60 lat temu żeńska reprezentacja wywalczyła brązowy medal igrzysk olimpijskich w Tokio. Polskie siatkarki przegrały tylko dwa mecze. – Inny klimat, ludzie, kultura, a do tego super organizacja, technika, elektronika. To nas przygniatało – wspomina w rozmowie z Anną Kozińską z tvpsport uczestniczka zmagań Krystyna Czajkowska-Rawska.
japonki poza zasięgiem
Siatkówka jako gra zespołowa zadebiutowała na igrzyskach olimpijskich w Tokio w 1964 roku. – Judo i siatkówka były ich sportami – wspomina siatkarka. Zawodniczki z Kraju Kwitnącej Wiśni okazały się nie do zatrzymania. W meczu finałowym Japonki wygrały ze Związkiem Sowieckim 3:0. – Przegrałyśmy z nimi tylko 1:3. Jako jedyna drużyna wygraliśmy z Japonkami seta (wszystkie mecze poza spotkaniem Polski z Japonia zakończyły się wynikami 3:0 – przyp. red.). Umiałyśmy sobie podpowiadać. Była jakaś dziurka w bloku, kiwnęłyśmy, udało się. Patrzenie na nie było jednak przyjemnością. Nie byłyśmy w stanie zbliżyć się do ich poziomu – nie ukrywa Czajkowska-Rawska. Ekipa Japonii grała w ówczesnych czasach grała na bardzo wysokim poziomie. – My umiałyśmy zrobić pady w przód, byłyśmy zżyte ze sprawnością, ale one? Od razu sto piłek na boisko, nowa zagrywka, której nie umiałyśmy przyjąć. Jak coś rozegrałyśmy, to było szczęście – przyznaje brązowa medalistka tamtych igrzysk. – Grałyśmy z nimi już na mistrzostwach świata w Brazylii w 1960 roku. Srogo nas potraktowały. Były nieduże, drobne, w ogóle jakieś dzikie. My stojąc w drodze na parkiet miałyśmy koszulki, więc się w nas wpatrywały. Same miały jakieś gąbki na biodrach – wspominała olimpijska medalistka.
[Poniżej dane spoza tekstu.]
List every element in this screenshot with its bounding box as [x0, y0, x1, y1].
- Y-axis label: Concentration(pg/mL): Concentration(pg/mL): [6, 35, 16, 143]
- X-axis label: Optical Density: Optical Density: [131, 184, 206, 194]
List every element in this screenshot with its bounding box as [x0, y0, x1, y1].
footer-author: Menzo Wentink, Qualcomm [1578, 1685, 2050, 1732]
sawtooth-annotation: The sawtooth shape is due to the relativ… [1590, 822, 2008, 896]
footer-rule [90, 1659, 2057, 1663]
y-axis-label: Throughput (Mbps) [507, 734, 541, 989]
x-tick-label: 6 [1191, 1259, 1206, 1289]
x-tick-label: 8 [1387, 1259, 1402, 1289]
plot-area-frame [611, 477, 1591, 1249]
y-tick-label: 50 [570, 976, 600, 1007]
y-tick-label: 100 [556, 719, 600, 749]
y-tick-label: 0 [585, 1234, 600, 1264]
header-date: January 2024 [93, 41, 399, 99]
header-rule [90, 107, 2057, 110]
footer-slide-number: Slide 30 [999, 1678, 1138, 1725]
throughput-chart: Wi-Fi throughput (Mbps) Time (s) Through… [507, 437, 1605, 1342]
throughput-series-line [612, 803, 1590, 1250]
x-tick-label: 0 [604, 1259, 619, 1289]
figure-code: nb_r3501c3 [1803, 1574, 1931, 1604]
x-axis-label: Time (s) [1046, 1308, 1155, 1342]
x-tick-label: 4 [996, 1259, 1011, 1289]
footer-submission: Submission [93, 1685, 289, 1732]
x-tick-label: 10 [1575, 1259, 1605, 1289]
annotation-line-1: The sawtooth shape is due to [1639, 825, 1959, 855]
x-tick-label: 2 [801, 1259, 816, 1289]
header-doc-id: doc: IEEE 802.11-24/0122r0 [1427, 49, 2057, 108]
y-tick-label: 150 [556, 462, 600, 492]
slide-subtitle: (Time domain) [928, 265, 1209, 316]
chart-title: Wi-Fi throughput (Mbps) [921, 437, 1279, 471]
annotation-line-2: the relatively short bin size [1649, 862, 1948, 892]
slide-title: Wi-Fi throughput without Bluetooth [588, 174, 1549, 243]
MEdal na który nikt nie liczył
Na polskie siatkarki nikt nie liczyły, co ciekawe, na igrzyska pojechały w zaledwie dziesięcioosobowym składzie w ramach „oszczędności”. – Ludzie nie liczyli, że coś możemy w ogóle zdobyć. „Pojechały, to pojechały”. Poza tym miałam odczucie, że niewiele osób tym się interesowało i niewiele osób obchodziło, co my robimy. Byłyśmy po prostu trochę w szarym ogonku – powiedziała Krystyna Jakubowska, podstawowa atakująca tamtej drużyny. Władza ludowa uznała, że w ramach oszczędności, zamiast wyznaczonych 12 zawodniczek do Tokio poleci 10, bo „przecież na boisku i tak jest miejsce tylko dla 6”. Medalu Polek w Tokio mogło jednak nie być. Bezcenne – i to dla całej olimpijskiej kadry – okazało się wsparcie rodaków z zagranicy. – Cała reprezentacja do Tokio było sfinalizowana przez Polonię. Dopiero wtedy dowiedziałyśmy się dlaczego podpisujemy tyle kartek, dla ludzi których nie znamy – opowiada Czajkowska-Rawska.
EgZotyczna wyprawa
Już sama podróż do Tokio była czymś niezwykłym. – LOT prowadził nas do Kopenhagi. Tam było pierwsze lądowanie. Potem lot na Alaskę i tam szukanie białych niedźwiedzi. Zachowywałyśmy się jak młodzież, a przecież miałyśmy po 30 lat. Sama miałam 28. Wreszcie Tokio. Jak już ląduje się na ziemi igrzysk, marzy się o krążku. Ale już samo uczestnictwo jest sukcesem – ocenia Czajkowska-Rawska, która brąz wywalczyła też w Meksyku w 1968 roku.